The building of the NBH in Budapest – Photo: wikimedia

Central bank keeps base rate on hold

Hungarian rate-setters kept the base rate at 13.0 percent at a regular policy meeting on Tuesday.

At the same time, the Monetary Council further narrowed the interest corridor, the lower band reduced by 50 basis points to 12.0 percent and upper band by 250 basis points to 14.0 percent.

In a statement released after the meeting, the Council said the gap between the NBH’s one-day quick deposits offered at daily tenders — which stands at 14.0 percent at present — and the base rate would close, with the base rate to be paid on the instrument for three days, from September 27 until 29, after which time the quick deposit tenders will cease.
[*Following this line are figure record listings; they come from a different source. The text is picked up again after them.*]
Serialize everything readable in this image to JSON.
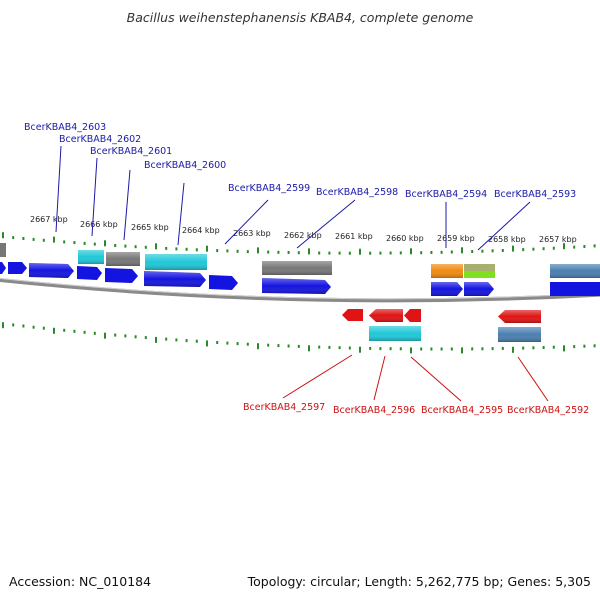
{
  "title": "Bacillus weihenstephanensis KBAB4, complete genome",
  "accession": "Accession: NC_010184",
  "topology": "Topology: circular; Length: 5,262,775 bp; Genes: 5,305",
  "colors": {
    "forward_label": "#1a1aa8",
    "reverse_label": "#cc1111",
    "tick": "#2a8a2a",
    "backbone": "#888888",
    "cds_forward": "#1414e0",
    "cds_reverse": "#e01414",
    "feat_cyan": "#20c8d8",
    "feat_gray": "#777777",
    "feat_orange": "#f08a10",
    "feat_olive": "#a8b070",
    "feat_green": "#80e020",
    "feat_steel": "#4a7fb0"
  },
  "scale_labels": [
    {
      "text": "2667 kbp",
      "kbp": 2667
    },
    {
      "text": "2666 kbp",
      "kbp": 2666
    },
    {
      "text": "2665 kbp",
      "kbp": 2665
    },
    {
      "text": "2664 kbp",
      "kbp": 2664
    },
    {
      "text": "2663 kbp",
      "kbp": 2663
    },
    {
      "text": "2662 kbp",
      "kbp": 2662
    },
    {
      "text": "2661 kbp",
      "kbp": 2661
    },
    {
      "text": "2660 kbp",
      "kbp": 2660
    },
    {
      "text": "2659 kbp",
      "kbp": 2659
    },
    {
      "text": "2658 kbp",
      "kbp": 2658
    },
    {
      "text": "2657 kbp",
      "kbp": 2657
    }
  ],
  "forward_labels": [
    {
      "text": "BcerKBAB4_2603"
    },
    {
      "text": "BcerKBAB4_2602"
    },
    {
      "text": "BcerKBAB4_2601"
    },
    {
      "text": "BcerKBAB4_2600"
    },
    {
      "text": "BcerKBAB4_2599"
    },
    {
      "text": "BcerKBAB4_2598"
    },
    {
      "text": "BcerKBAB4_2594"
    },
    {
      "text": "BcerKBAB4_2593"
    }
  ],
  "reverse_labels": [
    {
      "text": "BcerKBAB4_2597"
    },
    {
      "text": "BcerKBAB4_2596"
    },
    {
      "text": "BcerKBAB4_2595"
    },
    {
      "text": "BcerKBAB4_2592"
    }
  ]
}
“By closing the gap between the interest rate on the overnight quick deposit tender and the base rate, monetary policy will enter a new phase, which will provide an opportunity to develop a simpler set of instruments adapting to the changed environment,” the statement said.

The Council said that from September 27, the central bank base rate will become the National Bank of Hungary’s effective interest rate.

From October 1, the NBH will pay the base rate on both mandatory reserves — excluding the part on which no interest is paid — and optional reserves.

Until the start of the new framework, the NBH will ensure the effective monetary policy transmission via overnight quick deposit tenders announced at the base rate, it said.

Meanwhile, the central bank also released the headline figures of its quarterly Inflation Report on Tuesday. The NBH puts average annual inflation at 17.6-18.1 percent for 2023, compared to a 16.5-18.5 percent range in its previous forecast published in June.

The central bank sees average annual inflation falling to 4.0-6.0 percent in 2024 and to 2.5-3.5 percent in 2025.

The bank lowered its GDP growth forecast for 2023 to -0.5-0,5 percent from the previous forecast of 0-1.5 percent. The NBH puts growth at 3.0-4.0 percent in 2024 and 2025.

At a press conference held after the meeting, NBH deputy-governor Barnabas Virag said policy makers had “concluded the normalisation of the extraordinary interest rate environment” with the 100 basis point reduction in the effective interest rate.